One factor behind the change, experts say, is that many leaders feel they have already given a lot of flexibility to workers over the last two years in the form of remote work, hybrid scheduling, and robust wage and bonus growth. It doesn’t hurt that the once-hot labor market has cooled off considerably in recent months, shifting the dynamics between employers and employees. “It’s not a candidate’s market anymore, so leaders feel they are in a position to reclaim the work cultures of before,” Vyas says.
For their part, employees appear to be cognizant of their waning influence. In a recent Korn Ferry survey, an overwhelming 63% of professionals said they'll be taking a shorter vacation in 2022. Also, 58% of workers told Korn Ferry that the prospect of being away from work on vacation stresses them out more than in the past. Moreover, nearly 40% of survey respondents said they’ll check in with work multiple times a day during vacation—almost double the share who said the same in 2021—while only 8% said they wouldn’t contact their offices at all, down from 13% in 2021.

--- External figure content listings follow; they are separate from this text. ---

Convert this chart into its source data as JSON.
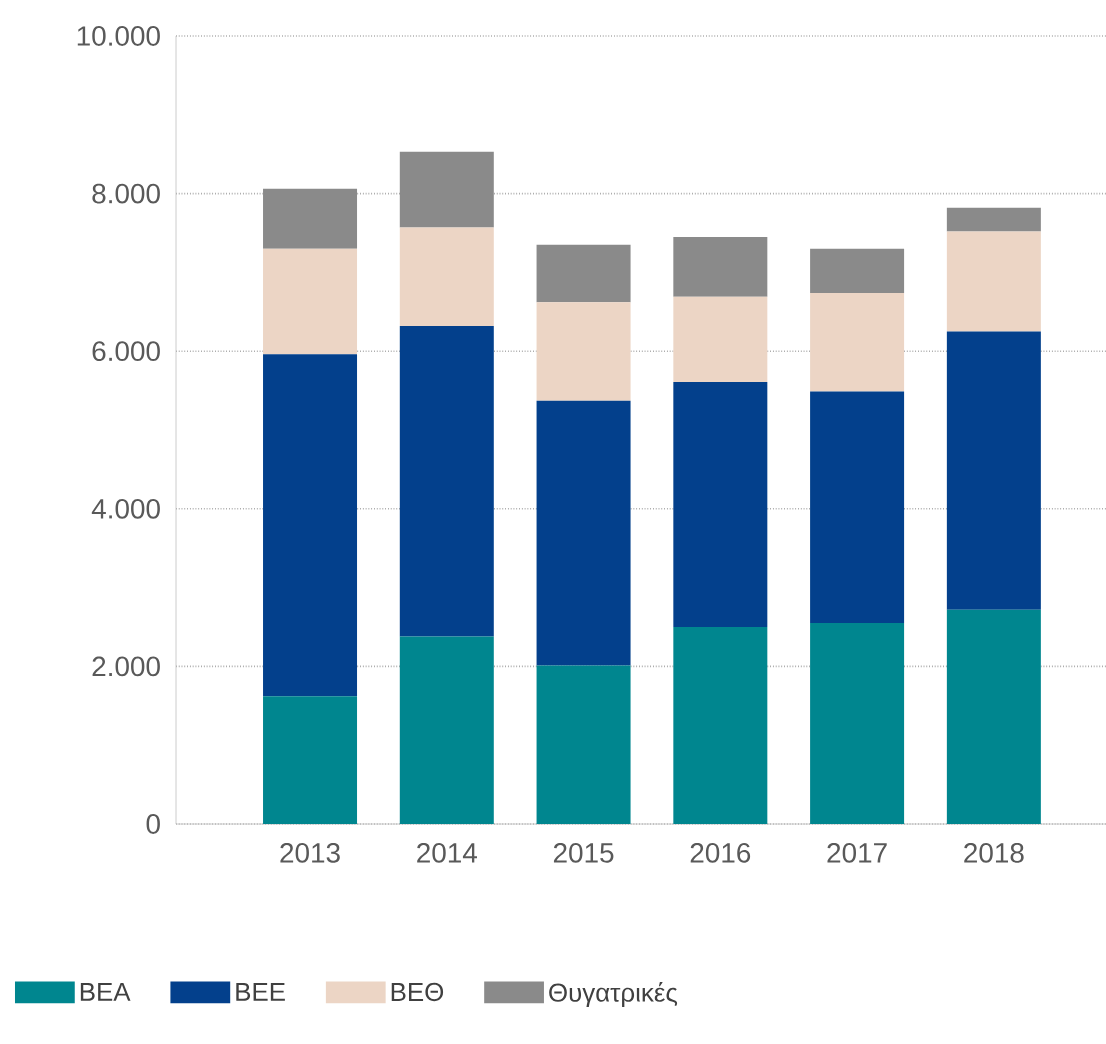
{
  "chart_data": {
    "type": "bar",
    "stacked": true,
    "categories": [
      "2013",
      "2014",
      "2015",
      "2016",
      "2017",
      "2018"
    ],
    "series": [
      {
        "name": "ΒΕΑ",
        "color": "#00868f",
        "values": [
          1620,
          2380,
          2010,
          2500,
          2550,
          2720
        ]
      },
      {
        "name": "ΒΕΕ",
        "color": "#03408c",
        "values": [
          4340,
          3940,
          3360,
          3110,
          2940,
          3530
        ]
      },
      {
        "name": "ΒΕΘ",
        "color": "#ecd5c5",
        "values": [
          1340,
          1250,
          1250,
          1080,
          1250,
          1270
        ]
      },
      {
        "name": "Θυγατρικές",
        "color": "#8a8a8a",
        "values": [
          760,
          960,
          730,
          760,
          560,
          300
        ]
      }
    ],
    "ylim": [
      0,
      10000
    ],
    "yticks": [
      0,
      {
        "value": 2000,
        "label": "2.000"
      },
      {
        "value": 4000,
        "label": "4.000"
      },
      {
        "value": 6000,
        "label": "6.000"
      },
      {
        "value": 8000,
        "label": "8.000"
      },
      {
        "value": 10000,
        "label": "10.000"
      }
    ],
    "grid": "y",
    "legend": "bottom"
  }
}
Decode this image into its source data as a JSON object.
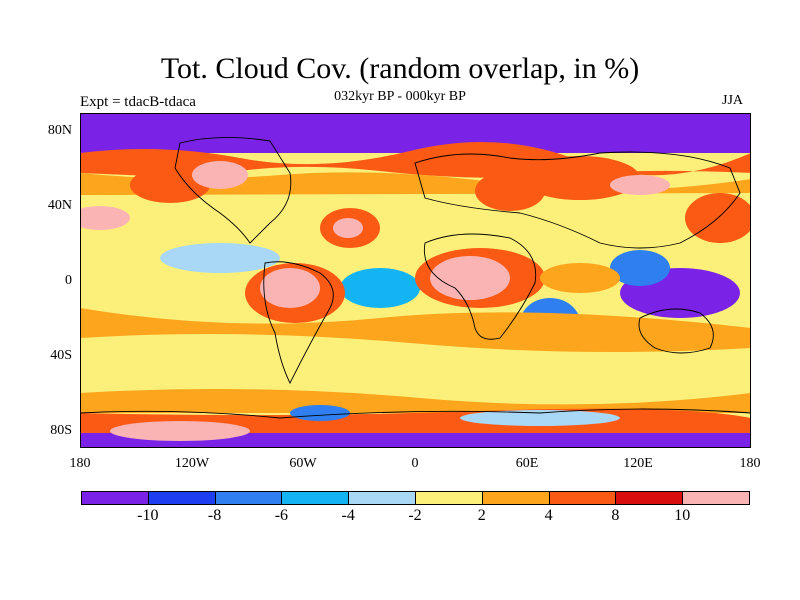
{
  "title": "Tot. Cloud Cov. (random overlap, in %)",
  "subtitle": "032kyr BP - 000kyr BP",
  "left_label": "Expt = tdacB-tdaca",
  "season": "JJA",
  "map": {
    "lat_labels": [
      "80N",
      "40N",
      "0",
      "40S",
      "80S"
    ],
    "lon_labels": [
      "180",
      "120W",
      "60W",
      "0",
      "60E",
      "120E",
      "180"
    ],
    "colorbar": {
      "colors": [
        "#7a22e6",
        "#1e3ff0",
        "#2f7ff0",
        "#14b4f2",
        "#a8d8f5",
        "#fdf07a",
        "#fda51c",
        "#fb5a14",
        "#d80e0e",
        "#fbb4b4"
      ],
      "labels": [
        "-10",
        "-8",
        "-6",
        "-4",
        "-2",
        "2",
        "4",
        "8",
        "10"
      ]
    }
  }
}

But experts worry that turning up the heat on employees this summer could backfire on employers. As Chad Astmann, senior client partner and co-head of global investment management at Korn Ferry, notes, it has been a paradoxically busy time for companies in tech, financial services, healthcare, and other industries over the last two years. He says unexpectedly high demand in those sectors fueled by the pandemic created “an extremely grueling work environment for many people.”

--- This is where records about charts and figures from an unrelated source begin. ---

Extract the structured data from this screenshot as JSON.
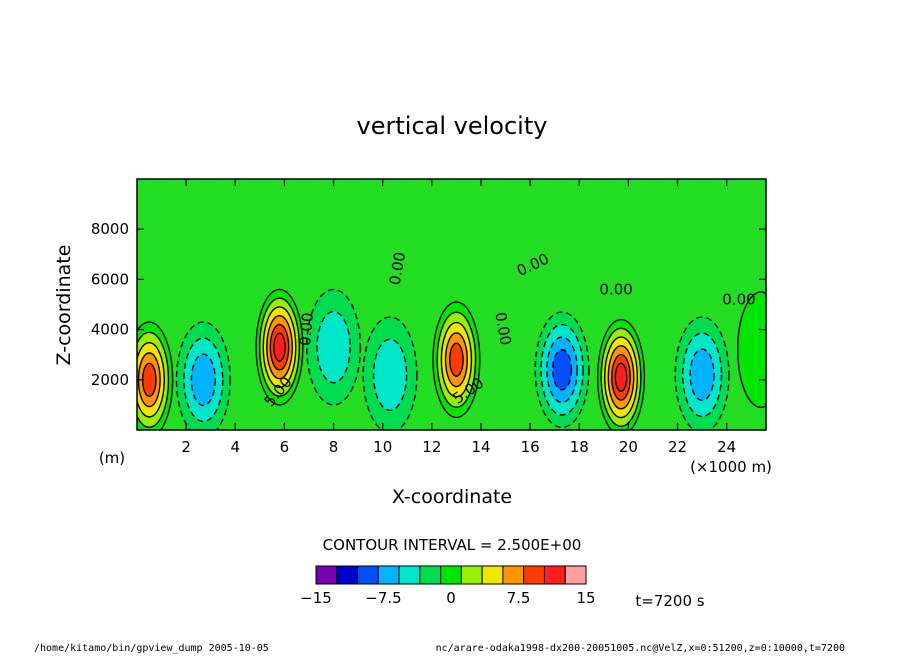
{
  "chart_data": {
    "type": "heatmap",
    "title": "vertical velocity",
    "xlabel": "X-coordinate",
    "ylabel": "Z-coordinate",
    "x_unit": "(×1000 m)",
    "y_unit": "(m)",
    "xlim": [
      0,
      25.6
    ],
    "ylim": [
      0,
      10000
    ],
    "x_ticks": [
      2,
      4,
      6,
      8,
      10,
      12,
      14,
      16,
      18,
      20,
      22,
      24
    ],
    "y_ticks": [
      2000,
      4000,
      6000,
      8000
    ],
    "contour_interval_text": "CONTOUR INTERVAL = 2.500E+00",
    "contour_labels": [
      {
        "text": "0.00",
        "x": 10.8,
        "z": 6400,
        "rotate": -80
      },
      {
        "text": "0.00",
        "x": 16.2,
        "z": 6400,
        "rotate": -25
      },
      {
        "text": "0.00",
        "x": 19.5,
        "z": 5400,
        "rotate": 0
      },
      {
        "text": "0.00",
        "x": 24.5,
        "z": 5000,
        "rotate": 0
      },
      {
        "text": "0.00",
        "x": 7.1,
        "z": 4000,
        "rotate": -85
      },
      {
        "text": "0.00",
        "x": 14.7,
        "z": 4000,
        "rotate": 80
      },
      {
        "text": "5.00",
        "x": 5.9,
        "z": 1400,
        "rotate": -50
      },
      {
        "text": "5.00",
        "x": 13.6,
        "z": 1400,
        "rotate": -35
      }
    ],
    "cells": [
      {
        "label": "updraft",
        "x": 0.5,
        "z": 2000,
        "peak": 12.5
      },
      {
        "label": "downdraft",
        "x": 2.7,
        "z": 2000,
        "peak": -7.5
      },
      {
        "label": "updraft",
        "x": 5.8,
        "z": 3300,
        "peak": 15
      },
      {
        "label": "downdraft",
        "x": 8.0,
        "z": 3300,
        "peak": -5
      },
      {
        "label": "downdraft",
        "x": 10.3,
        "z": 2200,
        "peak": -5
      },
      {
        "label": "updraft",
        "x": 13.0,
        "z": 2800,
        "peak": 12.5
      },
      {
        "label": "downdraft",
        "x": 17.3,
        "z": 2400,
        "peak": -10
      },
      {
        "label": "updraft",
        "x": 19.7,
        "z": 2100,
        "peak": 15
      },
      {
        "label": "downdraft",
        "x": 23.0,
        "z": 2200,
        "peak": -7.5
      },
      {
        "label": "updraft",
        "x": 25.4,
        "z": 3200,
        "peak": 2.5
      }
    ],
    "colorbar": {
      "colors": [
        "#7a00b4",
        "#0000cd",
        "#0050ff",
        "#00b4ff",
        "#00e6c8",
        "#00dc50",
        "#00e600",
        "#96f000",
        "#f0e600",
        "#ff9600",
        "#ff3c00",
        "#ff1e1e",
        "#ffa0a0"
      ],
      "tick_labels": [
        "−15",
        "−7.5",
        "0",
        "7.5",
        "15"
      ],
      "tick_values": [
        -15,
        -7.5,
        0,
        7.5,
        15
      ]
    },
    "field_color": "#22dd22"
  },
  "time_text": "t=7200 s",
  "footer": {
    "left": "/home/kitamo/bin/gpview_dump  2005-10-05",
    "right": "nc/arare-odaka1998-dx200-20051005.nc@VelZ,x=0:51200,z=0:10000,t=7200"
  }
}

To be sure, plenty of companies shut down for the entire week of July 4 this year, and many leaders are still sounding positive notes about shutting down and recharging this summer. “Lots of people have been waiting for the last two years to take time off,” says Juan Pablo Gonzalez, a senior client partner and sector leader for professional services at Korn Ferry. “Now is not the best time to tell them to suck it up,” he says, “Most have been sucking it up for a while and want to take a break.” Gonzalez says the paradox of making broad-based statements about people not working hard enough is that it tends to drive away an organization’s highest performers, while making others stay put. “The people you want to stay go, and the people you want to go stay,” he says.
Esther Colwill, president of Korn Ferry's Asia Pacific region and president of the firm's global technology, communications and professional services business, says the dilemma underscores how people and companies are still struggling to find a new balance in the post-pandemic world of work. She notes, for instance, that remote work created a transactional environment where productivity increased because of a decrease in meeting and commuting times and business travel. But now, with more people coming back to the office and business travel on the rise, productivity will naturally be lower by comparison. At the same time, supply chain disruption and the battle for top talent, particularly in tech, has driven up the cost of doing business.
Colwill says leaders are anticipating a slowdown over the next few months and don’t want to lose momentum. The risk, she cautions, is also losing engagement. “It’s not a good time to be putting too much pressure on people,” she says.